Method-Level Bug Severity Prediction using Source Code Metrics and LLMs

TL;DR

This paper explores the use of source code metrics, large language models, and their combination to predict bug severity at the method level, demonstrating significant improvements over traditional models.

Contribution

It introduces novel architectures combining source code metrics with CodeBERT, significantly enhancing bug severity prediction accuracy.

Findings

CodeBERT finetuning improves prediction results by 29%-140%.

Decision Tree and Random Forest outperform other models.

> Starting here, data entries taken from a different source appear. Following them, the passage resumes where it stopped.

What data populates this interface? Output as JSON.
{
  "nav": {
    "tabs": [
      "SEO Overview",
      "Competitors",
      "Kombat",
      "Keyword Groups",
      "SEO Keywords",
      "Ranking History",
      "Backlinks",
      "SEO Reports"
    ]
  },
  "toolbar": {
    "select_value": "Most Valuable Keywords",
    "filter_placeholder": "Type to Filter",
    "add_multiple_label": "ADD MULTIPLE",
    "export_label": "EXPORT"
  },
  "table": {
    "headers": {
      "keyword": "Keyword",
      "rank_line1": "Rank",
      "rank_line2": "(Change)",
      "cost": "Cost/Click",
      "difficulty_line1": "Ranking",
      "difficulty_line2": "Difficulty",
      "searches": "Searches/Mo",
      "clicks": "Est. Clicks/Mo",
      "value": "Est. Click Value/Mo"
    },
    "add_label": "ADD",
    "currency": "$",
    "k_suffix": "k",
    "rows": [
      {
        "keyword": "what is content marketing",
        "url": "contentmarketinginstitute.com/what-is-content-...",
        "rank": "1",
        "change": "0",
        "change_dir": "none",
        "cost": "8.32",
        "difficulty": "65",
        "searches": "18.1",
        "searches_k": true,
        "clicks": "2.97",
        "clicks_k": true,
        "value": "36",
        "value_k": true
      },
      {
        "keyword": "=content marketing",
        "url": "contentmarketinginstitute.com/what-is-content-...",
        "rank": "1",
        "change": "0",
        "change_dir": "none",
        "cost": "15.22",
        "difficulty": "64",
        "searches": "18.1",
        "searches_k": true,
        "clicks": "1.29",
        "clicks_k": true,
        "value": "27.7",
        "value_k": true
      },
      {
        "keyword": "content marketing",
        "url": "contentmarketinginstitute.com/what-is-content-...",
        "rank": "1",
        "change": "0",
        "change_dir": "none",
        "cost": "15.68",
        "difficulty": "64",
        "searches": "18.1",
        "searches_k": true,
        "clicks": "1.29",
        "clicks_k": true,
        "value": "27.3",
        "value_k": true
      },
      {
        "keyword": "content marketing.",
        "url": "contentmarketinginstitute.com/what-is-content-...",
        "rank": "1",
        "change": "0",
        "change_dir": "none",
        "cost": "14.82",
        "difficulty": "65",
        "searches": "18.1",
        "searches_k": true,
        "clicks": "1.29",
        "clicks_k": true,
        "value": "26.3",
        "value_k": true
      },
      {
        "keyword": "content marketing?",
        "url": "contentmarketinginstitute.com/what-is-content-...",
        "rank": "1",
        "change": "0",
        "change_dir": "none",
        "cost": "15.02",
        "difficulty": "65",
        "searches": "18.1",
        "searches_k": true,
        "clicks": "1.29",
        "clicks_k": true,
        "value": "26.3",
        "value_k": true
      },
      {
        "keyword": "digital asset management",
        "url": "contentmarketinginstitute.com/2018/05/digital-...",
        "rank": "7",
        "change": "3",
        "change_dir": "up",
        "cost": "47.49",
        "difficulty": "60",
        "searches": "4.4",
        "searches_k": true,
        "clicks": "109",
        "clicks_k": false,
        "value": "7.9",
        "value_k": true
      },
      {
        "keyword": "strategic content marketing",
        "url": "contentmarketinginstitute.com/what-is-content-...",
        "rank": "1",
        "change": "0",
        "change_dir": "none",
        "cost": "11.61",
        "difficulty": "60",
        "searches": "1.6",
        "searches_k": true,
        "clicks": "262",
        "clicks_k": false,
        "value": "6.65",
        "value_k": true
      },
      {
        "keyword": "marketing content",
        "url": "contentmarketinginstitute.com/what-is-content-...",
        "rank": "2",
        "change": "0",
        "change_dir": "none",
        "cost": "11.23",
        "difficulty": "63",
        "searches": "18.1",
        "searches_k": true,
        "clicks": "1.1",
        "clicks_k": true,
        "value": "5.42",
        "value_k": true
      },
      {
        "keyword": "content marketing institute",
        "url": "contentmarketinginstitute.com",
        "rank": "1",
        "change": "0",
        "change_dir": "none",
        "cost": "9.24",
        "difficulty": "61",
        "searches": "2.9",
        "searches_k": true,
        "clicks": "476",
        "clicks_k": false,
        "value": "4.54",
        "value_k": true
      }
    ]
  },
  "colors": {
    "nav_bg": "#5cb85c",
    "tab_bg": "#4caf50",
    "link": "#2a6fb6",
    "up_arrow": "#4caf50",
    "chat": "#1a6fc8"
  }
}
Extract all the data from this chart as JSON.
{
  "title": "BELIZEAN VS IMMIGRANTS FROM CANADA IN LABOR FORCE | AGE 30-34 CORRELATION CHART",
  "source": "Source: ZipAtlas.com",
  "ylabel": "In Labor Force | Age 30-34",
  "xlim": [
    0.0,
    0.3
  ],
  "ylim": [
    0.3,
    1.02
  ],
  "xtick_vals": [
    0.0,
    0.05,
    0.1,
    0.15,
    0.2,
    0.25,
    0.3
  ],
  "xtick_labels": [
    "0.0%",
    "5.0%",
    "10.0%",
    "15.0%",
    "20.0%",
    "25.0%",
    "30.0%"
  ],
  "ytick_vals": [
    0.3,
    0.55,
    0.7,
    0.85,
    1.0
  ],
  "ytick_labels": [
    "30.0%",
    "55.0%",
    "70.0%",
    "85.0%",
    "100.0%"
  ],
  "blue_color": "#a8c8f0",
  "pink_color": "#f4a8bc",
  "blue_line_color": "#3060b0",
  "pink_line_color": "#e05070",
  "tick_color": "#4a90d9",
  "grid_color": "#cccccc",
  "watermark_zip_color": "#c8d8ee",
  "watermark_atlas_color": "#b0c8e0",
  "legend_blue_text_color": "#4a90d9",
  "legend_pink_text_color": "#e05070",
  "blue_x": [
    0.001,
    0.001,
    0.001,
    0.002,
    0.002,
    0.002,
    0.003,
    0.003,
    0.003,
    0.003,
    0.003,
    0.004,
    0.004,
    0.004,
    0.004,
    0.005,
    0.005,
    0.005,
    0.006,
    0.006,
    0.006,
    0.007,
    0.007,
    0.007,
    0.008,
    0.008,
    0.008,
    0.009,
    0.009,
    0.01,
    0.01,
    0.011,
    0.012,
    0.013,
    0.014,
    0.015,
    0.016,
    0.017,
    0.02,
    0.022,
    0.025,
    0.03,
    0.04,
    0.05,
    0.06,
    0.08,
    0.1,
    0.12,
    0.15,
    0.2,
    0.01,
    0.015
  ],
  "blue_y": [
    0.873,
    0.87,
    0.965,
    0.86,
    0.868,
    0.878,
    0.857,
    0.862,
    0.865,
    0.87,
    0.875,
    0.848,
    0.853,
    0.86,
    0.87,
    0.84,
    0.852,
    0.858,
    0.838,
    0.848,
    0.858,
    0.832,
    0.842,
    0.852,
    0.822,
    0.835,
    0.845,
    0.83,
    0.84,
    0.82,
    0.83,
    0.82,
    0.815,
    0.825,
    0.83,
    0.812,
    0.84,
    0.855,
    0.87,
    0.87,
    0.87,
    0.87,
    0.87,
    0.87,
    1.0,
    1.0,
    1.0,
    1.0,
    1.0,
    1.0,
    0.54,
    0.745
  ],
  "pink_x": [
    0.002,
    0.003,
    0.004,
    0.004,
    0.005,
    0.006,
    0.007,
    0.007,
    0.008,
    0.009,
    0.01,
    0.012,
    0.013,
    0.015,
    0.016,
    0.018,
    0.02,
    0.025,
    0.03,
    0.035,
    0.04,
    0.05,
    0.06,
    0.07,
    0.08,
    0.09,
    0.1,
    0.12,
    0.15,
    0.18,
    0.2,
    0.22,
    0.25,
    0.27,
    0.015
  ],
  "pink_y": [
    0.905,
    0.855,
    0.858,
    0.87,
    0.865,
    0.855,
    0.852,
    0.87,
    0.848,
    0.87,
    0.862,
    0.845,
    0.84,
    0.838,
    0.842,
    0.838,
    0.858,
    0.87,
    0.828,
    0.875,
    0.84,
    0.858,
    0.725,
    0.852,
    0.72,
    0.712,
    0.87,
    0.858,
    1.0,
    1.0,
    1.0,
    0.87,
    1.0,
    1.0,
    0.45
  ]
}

Combining metrics with CodeBERT further boosts performance.

Abstract

In the past couple of decades, significant research efforts are devoted to the prediction of software bugs. However, most existing work in this domain treats all bugs the same, which is not the case in practice. It is important for a defect prediction method to estimate the severity of the identified bugs so that the higher-severity ones get immediate attention. In this study, we investigate source code metrics, source code representation using large language models (LLMs), and their combination in predicting bug severity labels of two prominent datasets. We leverage several source metrics at method-level granularity to train eight different machine-learning models. Our results suggest that Decision Tree and Random Forest models outperform other models regarding our several evaluation metrics. We then use the pre-trained CodeBERT LLM to study the source code representations' effectiveness in predicting bug severity. CodeBERT finetuning improves the bug severity prediction results significantly in the range of 29%-140% for several evaluation metrics, compared to the best classic prediction model on source code metric. Finally, we integrate source code metrics into CodeBERT as an additional input, using our two proposed architectures, which both enhance the CodeBERT model effectiveness.